Digital technology is advancing at an ever-increasing rate across all industries and the care sector is no different, but there are many care settings that still use very traditional processes and tools. When providing person-centred-care, it is mandatory that carers document a service user’s needs and preferences to ensure they are receiving the appropriate treatment and support. Many care settings have moved away from traditional paper-based documentation over to digital care record systems. This blog is going to explore the pros and cons of going digital in record keeping and how it impacts person-centred-care, but also providing culturally safe care.
Ensuring service users are provided with good hygiene services is one of many imperative parts of delivering person-centred-care and should be supported in a way the person wants it. Washing, for example, can highlight certain cultural boundaries. Understanding the service users’ wishes to either need assistance with a headscarf or even use their own vegan products can enrich an appropriate care plan for that individual and can be logged in real-time on a digital care record for all members of the care team to deliver truly person-centred care, with all members of the care team having a sound understanding of what is considered culturally safe for that particular service user.
Another way of creating a culturally safe environment can be getting service users involved in different activities. Activities can open up and determine the service user’s confidence and triggers. Some activities can be deemed offensive or difficult for the service user to engage in but having a history of the service user’s past trauma on hand, could potentially allow activity co-ordinators to tailor certain activities to their needs to ensure the service user feels safe. Activities don’t always need to be physical but can involve something like decision making. Some service users may feel it to be inappropriate for others, such as family members, to make certain decisions on their treatment for them. It can make them feel powerless and potentially trigger challenging behaviour in the service user. Knowing a service users’ triggers to prevent any challenging behaviour is certainly something that needs to be logged and known to all members of the care team.
When we are talking about person-centred-care, how often do we think about the service users cultural and spiritual beliefs. Also, cultural and spiritual beliefs don’t only refer to a person’s ethnicity or religious beliefs, culture is intricate and complicated.
The cultural iceberg shows the diversity included in a person’s cultural values. It can be extremely important to understand as much as we can about a persons cultural and spiritual beliefs and values to provide person centred care and ‘cultural safety’ for all.

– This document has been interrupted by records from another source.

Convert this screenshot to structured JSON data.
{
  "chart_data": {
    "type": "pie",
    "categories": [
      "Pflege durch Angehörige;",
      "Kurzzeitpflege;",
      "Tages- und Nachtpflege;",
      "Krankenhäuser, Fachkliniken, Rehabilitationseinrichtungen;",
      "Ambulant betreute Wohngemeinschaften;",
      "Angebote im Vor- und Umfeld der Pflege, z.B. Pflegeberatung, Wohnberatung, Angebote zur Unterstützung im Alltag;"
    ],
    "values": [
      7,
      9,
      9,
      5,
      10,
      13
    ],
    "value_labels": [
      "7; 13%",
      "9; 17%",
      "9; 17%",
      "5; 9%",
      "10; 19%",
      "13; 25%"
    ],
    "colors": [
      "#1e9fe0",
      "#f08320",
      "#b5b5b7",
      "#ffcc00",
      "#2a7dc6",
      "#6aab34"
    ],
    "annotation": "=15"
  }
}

Cultural safety may be defined by, mannerisms or behaviours that others may view as antisocial but are an integral part of that persons core cultural values and spiritual beliefs and are important aspects of their ability to live a good life.
The proverb “One man’s meat is another man’s poison” is important to note though. As what one person deems as acceptable behaviour another may find inappropriate and offensive. This can impact on creating a culturally safe environment for everyone. Being aware of the varying perspectives of different service users as well as the cultural beliefs of staff that may impact on their perspectives to appropriate care and behaviour is a complicated maze of details. However, providing true person-centred-care should be taking all these points into consideration.
Let’s breakdown the benefits of a digital care record:
• Information is accessible and entered in real-time
• More information provided about the service user for the support worker ensures better and more specific person-centred-care
• Keeps a historical record of the service users’ needs for new staff turnover to get to know the service users needs to provide the care, without having to find out for themselves and ensure a positive relationship is being built from the start.
• There may be changes in the service user’s health, this can be captured in real-time as well and can be connected to the service user’s health record.
• Other technology, such as falls detection and prevention technology, can allow more independence for the service user
Trust and partnership are extremely important when trying to build a relationship between a service user and support worker. A Digital Care Record can give service providers a great opportunity to access this information around the care home using different devices to ensure the service users care plan can be viewed by different members of the care team then and there. This can be extremely beneficial to avoiding any errors and provides clarity. By having the correct and appropriate information and being able to access an entered in in real time, compared to paper record, can improve a care plan for service users. Other technology around homes such as, falls detection and prevention, can help service users feel safe and it gives support workers the piece of mind to fully support the service user’s independency, but still provide the same level of service and care.
As always, with technology, nothing is ever perfect. There can be glitches and sometimes systems crash. We’ve had a look at the benefits, but what could be potential cons to a digital care record:
• Service users lack of technological aptitude may be apprehensive and confusing with support workers being on the phone or on a tablet, as they may not understand why.
• On top of mandatory training care staff members already undergo, there will also need to be an implementation for extra adequate training for staff members to understand all components of the electronic system itself. Especially if different homes all use a different digital record system. This can be more time consuming.
• Loss of data if not secured properly could be a big issue as you will essentially be starting from scratch with that service user if the data is lost.
However, when providing the best care for service users, I would say using a digital care record gives support workers the best opportunity to improve on person-centred-care.
Do you think digital care recording is the way forward to providing better care and support?